En entendant le coup frappé par Frank, les yeux d’Olivier s’animèrent et il s’élança de la place qu’il occupait auprès de son frère. La petite fille rejeta en arrière les tresses qui lui tombaient sur le visage, et regarda fixement sa mère d’un air d’étonnement et d’effroi.

Le jeune étudiant fronça le sourcil, puis reprit son livre d’un air de fatigue.

« Mon Dieu, s’écria mistress Leslie, qui ce peut-il être ? Olivier, retire-toi de la fenêtre tout de suite ; on va te voir. Juliette, cours sonner la cloche : ou plutôt non. Cours à l’escalier de la cuisine et appelle Jenny. « Il n’y a personne, il n’y a personne, quelque soit le visiteur, » répéta mistress Leslie hors d’elle-même, car en ce moment le sang des Montfydget bouillonnait dans ses veines.

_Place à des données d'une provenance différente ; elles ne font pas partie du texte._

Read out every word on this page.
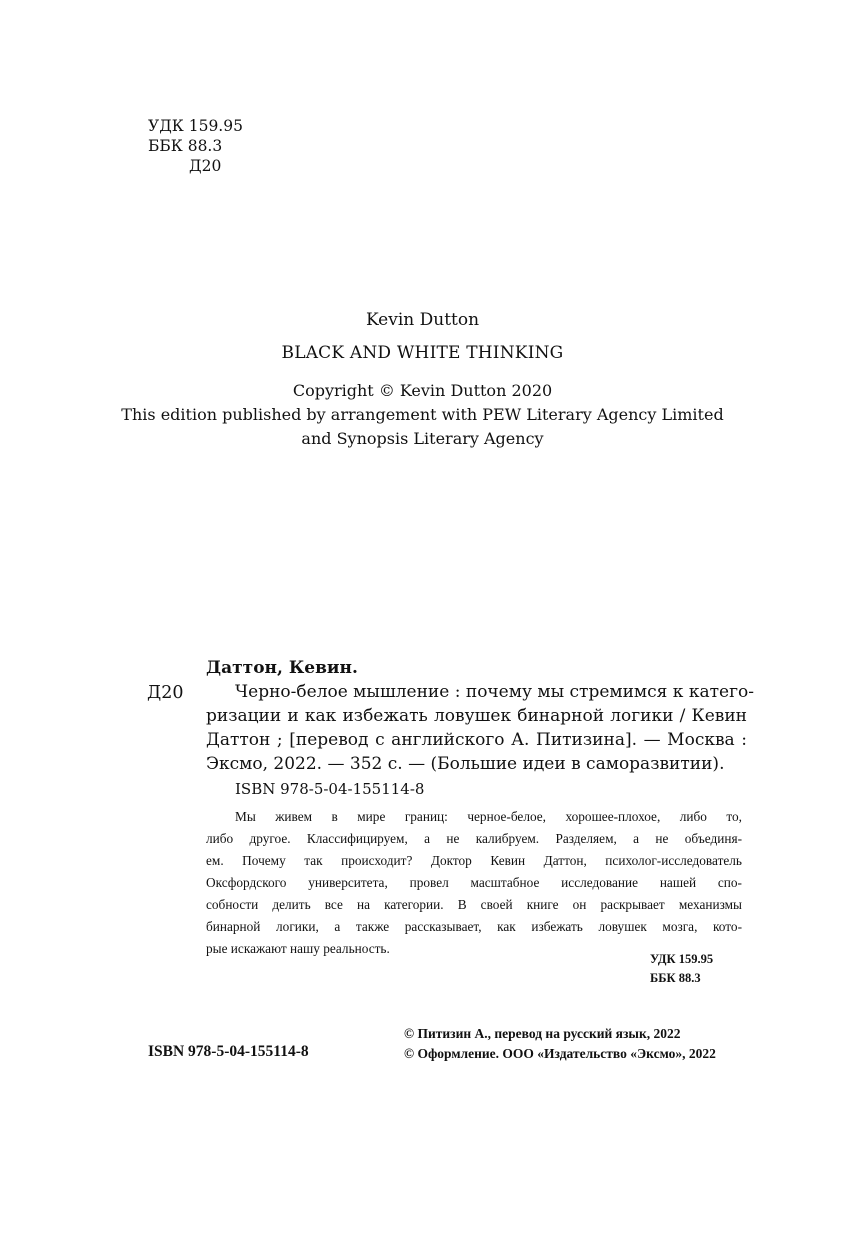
УДК 159.95
ББК 88.3
Д20
Kevin Dutton
BLACK AND WHITE THINKING
Copyright © Kevin Dutton 2020
This edition published by arrangement with PEW Literary Agency Limited
and Synopsis Literary Agency
Даттон, Кевин.
Д20	Черно-белое мышление : почему мы стремимся к катего-
ризации и как избежать ловушек бинарной логики / Кевин
Даттон ; [перевод с английского А. Питизина]. — Москва :
Эксмо, 2022. — 352 с. — (Большие идеи в саморазвитии).
ISBN 978-5-04-155114-8
Мы живем в мире границ: черное-белое, хорошее-плохое, либо то,
либо другое. Классифицируем, а не калибруем. Разделяем, а не объединя-
ем. Почему так происходит? Доктор Кевин Даттон, психолог-исследователь
Оксфордского университета, провел масштабное исследование нашей спо-
собности делить все на категории. В своей книге он раскрывает механизмы
бинарной логики, а также рассказывает, как избежать ловушек мозга, кото-
рые искажают нашу реальность.
УДК 159.95
ББК 88.3
ISBN 978-5-04-155114-8
© Питизин А., перевод на русский язык, 2022
© Оформление. ООО «Издательство «Эксмо», 2022
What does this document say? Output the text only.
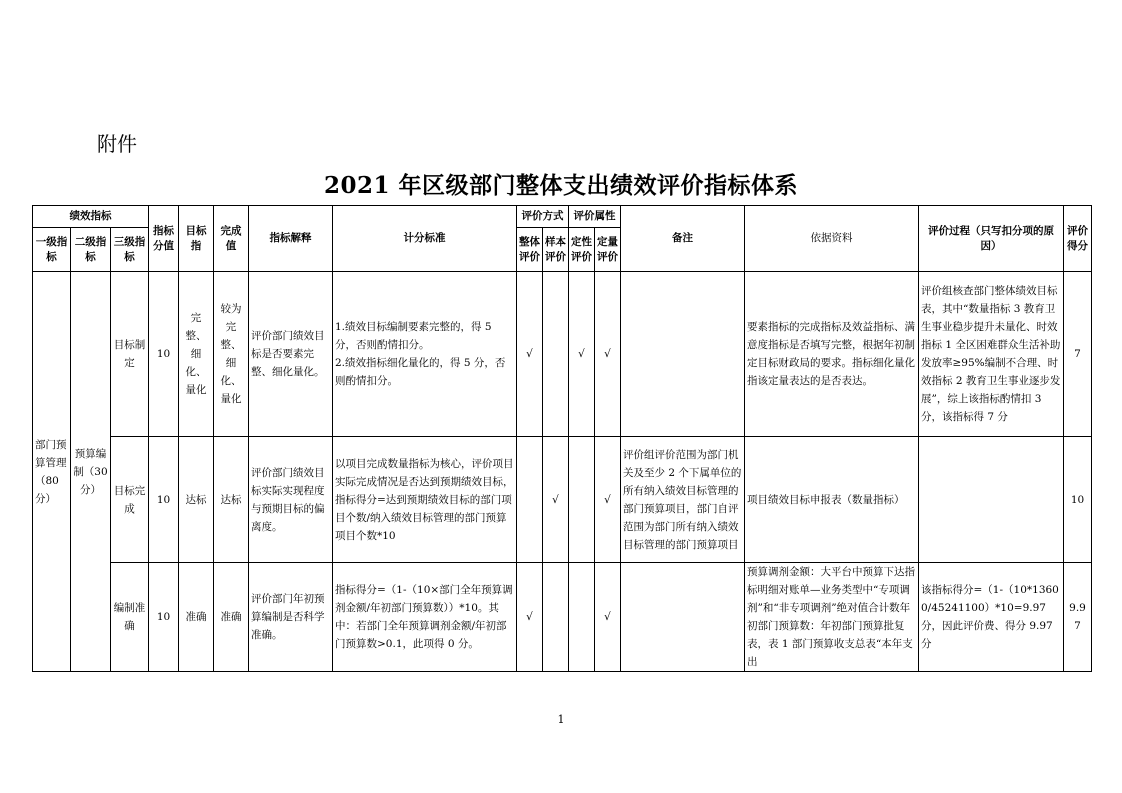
附件
2021 年区级部门整体支出绩效评价指标体系
绩效指标			指标分值	目标指	完成值	指标解释	计分标准	评价方式		评价属性		备注	依据资料	评价过程（只写扣分项的原因）	评价得分
一级指标	二级指标	三级指标						整体评价	样本评价	定性评价	定量评价				

部门预算管理（80分）	预算编制（30分）	目标制定	10	完整、细化、量化	较为完整、细化、量化	评价部门绩效目标是否要素完整、细化量化。	1.绩效目标编制要素完整的，得 5 分，否则酌情扣分。
2.绩效指标细化量化的，得 5 分，否则酌情扣分。	√		√	√		要素指标的完成指标及效益指标、满意度指标是否填写完整，根据年初制定目标财政局的要求。指标细化量化指该定量表达的是否表达。	评价组核查部门整体绩效目标表，其中“数量指标 3 教育卫生事业稳步提升未量化、时效指标 1 全区困难群众生活补助发放率≥95%编制不合理、时效指标 2 教育卫生事业逐步发展”，综上该指标酌情扣 3 分，该指标得 7 分	7
		目标完成	10	达标	达标	评价部门绩效目标实际实现程度与预期目标的偏离度。	以项目完成数量指标为核心，评价项目实际完成情况是否达到预期绩效目标，指标得分=达到预期绩效目标的部门项目个数/纳入绩效目标管理的部门预算项目个数*10		√		√	评价组评价范围为部门机关及至少 2 个下属单位的所有纳入绩效目标管理的部门预算项目，部门自评范围为部门所有纳入绩效目标管理的部门预算项目	项目绩效目标申报表（数量指标）		10
		编制准确	10	准确	准确	评价部门年初预算编制是否科学准确。	指标得分=（1-（10×部门全年预算调剂金额/年初部门预算数））*10。其中：若部门全年预算调剂金额/年初部门预算数>0.1，此项得 0 分。	√			√		预算调剂金额：大平台中预算下达指标明细对账单—业务类型中“专项调剂”和“非专项调剂”绝对值合计数年初部门预算数：年初部门预算批复表，表 1 部门预算收支总表“本年支出	该指标得分=（1-（10*13600/45241100）*10=9.97 分，因此评价费、得分 9.97 分	9.97
1
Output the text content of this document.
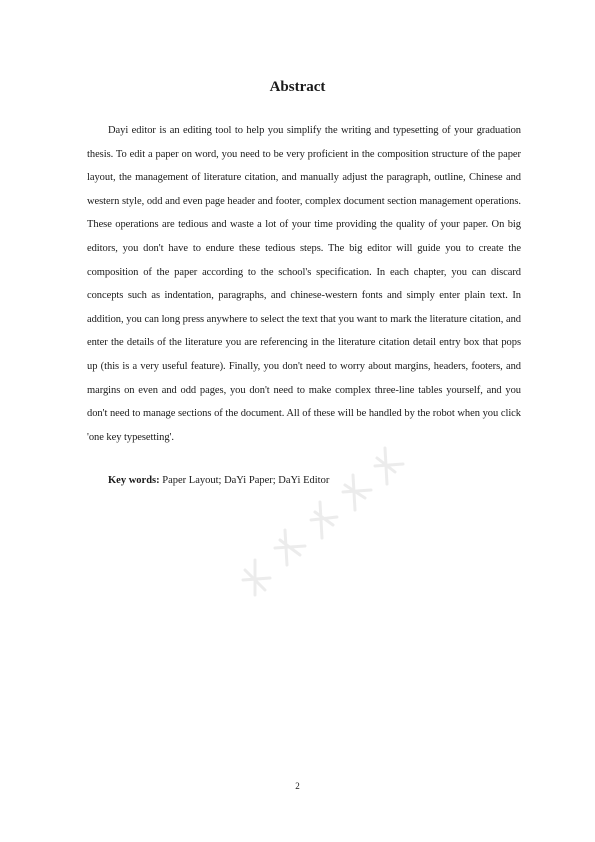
Abstract

Dayi editor is an editing tool to help you simplify the writing and typesetting of your graduation thesis. To edit a paper on word, you need to be very proficient in the composition structure of the paper layout, the management of literature citation, and manually adjust the paragraph, outline, Chinese and western style, odd and even page header and footer, complex document section management operations. These operations are tedious and waste a lot of your time providing the quality of your paper. On big editors, you don't have to endure these tedious steps. The big editor will guide you to create the composition of the paper according to the school's specification. In each chapter, you can discard concepts such as indentation, paragraphs, and chinese-western fonts and simply enter plain text. In addition, you can long press anywhere to select the text that you want to mark the literature citation, and enter the details of the literature you are referencing in the literature citation detail entry box that pops up (this is a very useful feature). Finally, you don't need to worry about margins, headers, footers, and margins on even and odd pages, you don't need to make complex three-line tables yourself, and you don't need to manage sections of the document. All of these will be handled by the robot when you click 'one key typesetting'.

Key words: Paper Layout; DaYi Paper; DaYi Editor

2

Au bout de quelques instants, on entendit distinctement du dehors la voix jeune et forte de Frank.

Randal tressaillit légèrement.

« C’est la voix de Frank Hazeldean, ma mère, dit-il, je désirerais le voir.

— Le voir ! répéta mistress Leslie surprise, le voir ! lorsque la chambre est dans cet état. »

Randal aurait pu répondre que la chambre n’était pas plus en désordre qu’à l’ordinaire, mais il se tut. Une légère rougeur anima et quitta instantanément son pâle visage : il appuya sa tête sur sa main, et serra énergiquement les lèvres.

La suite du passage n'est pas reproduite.